To summarize, given the zone state in terms of the (inside and outside) temperature and humidity values, the RL model needs to decide by how much to open the Cooling, Heating, Re-heating and Humidifier valves. To take an informed decision in this scenario, the RL model needs to first understand the HVAC system behavior, in terms say how much zone temperature drop can be expected by opening the Cooling valve to X%?

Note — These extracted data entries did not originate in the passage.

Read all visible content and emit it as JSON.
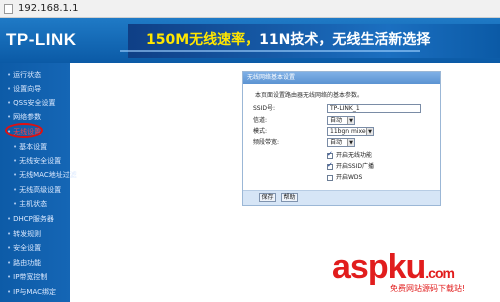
{
  "browser": {
    "url": "192.168.1.1"
  },
  "banner": {
    "logo": "TP-LINK",
    "slogan_highlight": "150M无线速率，",
    "slogan_rest": "11N技术，无线生活新选择"
  },
  "sidebar": {
    "items": [
      {
        "label": "运行状态",
        "sub": false,
        "active": false
      },
      {
        "label": "设置向导",
        "sub": false,
        "active": false
      },
      {
        "label": "QSS安全设置",
        "sub": false,
        "active": false
      },
      {
        "label": "网络参数",
        "sub": false,
        "active": false
      },
      {
        "label": "无线设置",
        "sub": false,
        "active": true
      },
      {
        "label": "基本设置",
        "sub": true,
        "active": false
      },
      {
        "label": "无线安全设置",
        "sub": true,
        "active": false
      },
      {
        "label": "无线MAC地址过滤",
        "sub": true,
        "active": false
      },
      {
        "label": "无线高级设置",
        "sub": true,
        "active": false
      },
      {
        "label": "主机状态",
        "sub": true,
        "active": false
      },
      {
        "label": "DHCP服务器",
        "sub": false,
        "active": false
      },
      {
        "label": "转发规则",
        "sub": false,
        "active": false
      },
      {
        "label": "安全设置",
        "sub": false,
        "active": false
      },
      {
        "label": "路由功能",
        "sub": false,
        "active": false
      },
      {
        "label": "IP带宽控制",
        "sub": false,
        "active": false
      },
      {
        "label": "IP与MAC绑定",
        "sub": false,
        "active": false
      }
    ]
  },
  "panel": {
    "title": "无线网络基本设置",
    "description": "本页面设置路由器无线网络的基本参数。",
    "fields": {
      "ssid_label": "SSID号:",
      "ssid_value": "TP-LINK_1",
      "channel_label": "信道:",
      "channel_value": "自动",
      "mode_label": "模式:",
      "mode_value": "11bgn mixed",
      "bandwidth_label": "频段带宽:",
      "bandwidth_value": "自动"
    },
    "checkboxes": [
      {
        "label": "开启无线功能",
        "checked": true
      },
      {
        "label": "开启SSID广播",
        "checked": true
      },
      {
        "label": "开启WDS",
        "checked": false
      }
    ],
    "buttons": {
      "save": "保存",
      "help": "帮助"
    }
  },
  "watermark": {
    "main": "aspku",
    "suffix": ".com",
    "tagline": "免费网站源码下载站!"
  }
}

Once the RL model understands the HVAC system behavior, the final step is to design the control strategy, or ‘Policy’ in RL terminology. For instance, the RL model now has to choose whether to open the Cooling value to 25% when the zone temperature reaches 23 degrees, or wait till the zone temperature reaches 24 degrees before opening the Cooling valve to 40%. Note that the longer it waits before opening the valve, contributes positively towards lowering the energy consumption; however, it then runs the risk of violating the temperature / humidity tolerance levels as the outside weather conditions are always unpredictable. As a result, it might actually have to open the Cooling valve to a higher percentage if it waits longer, consuming more energy. The above probabilities are quantified by a reward function (Equation 1) in RL terminology, which assigns a reward to each possible action based on the following three parameters:

Reward (a) = (weight1 x Setpoint closeness) — (weight2 x Energy cost) — (weight3 x Tolerance violation) (1)

The Energy cost is captured in terms of electricity consumption and CO2 emission. A control strategy is then to decide on the weightage of the three parameters. For instance, a ‘safe’ control strategy would assign a very high negative weightage (penalty) to Tolerance violations, ensuring that they never happen, albeit at a higher Energy cost. Similarly, an ‘energy optimal policy’ would prioritize energy savings over the other two parameters. Setpoint closeness encourages a “business friendly” policy where the RL model attempts to keep the zone temperature as close as possible to the temperature / humidity setpoints, implicitly reducing the risk of violations, but at a higher Energy cost. We opt for a “balanced” control policy which maximizes Energy savings and Setpoint closeness, while minimizing the risk of Tolerance violations.

The RL formulation described above is illustrated in Fig. 3.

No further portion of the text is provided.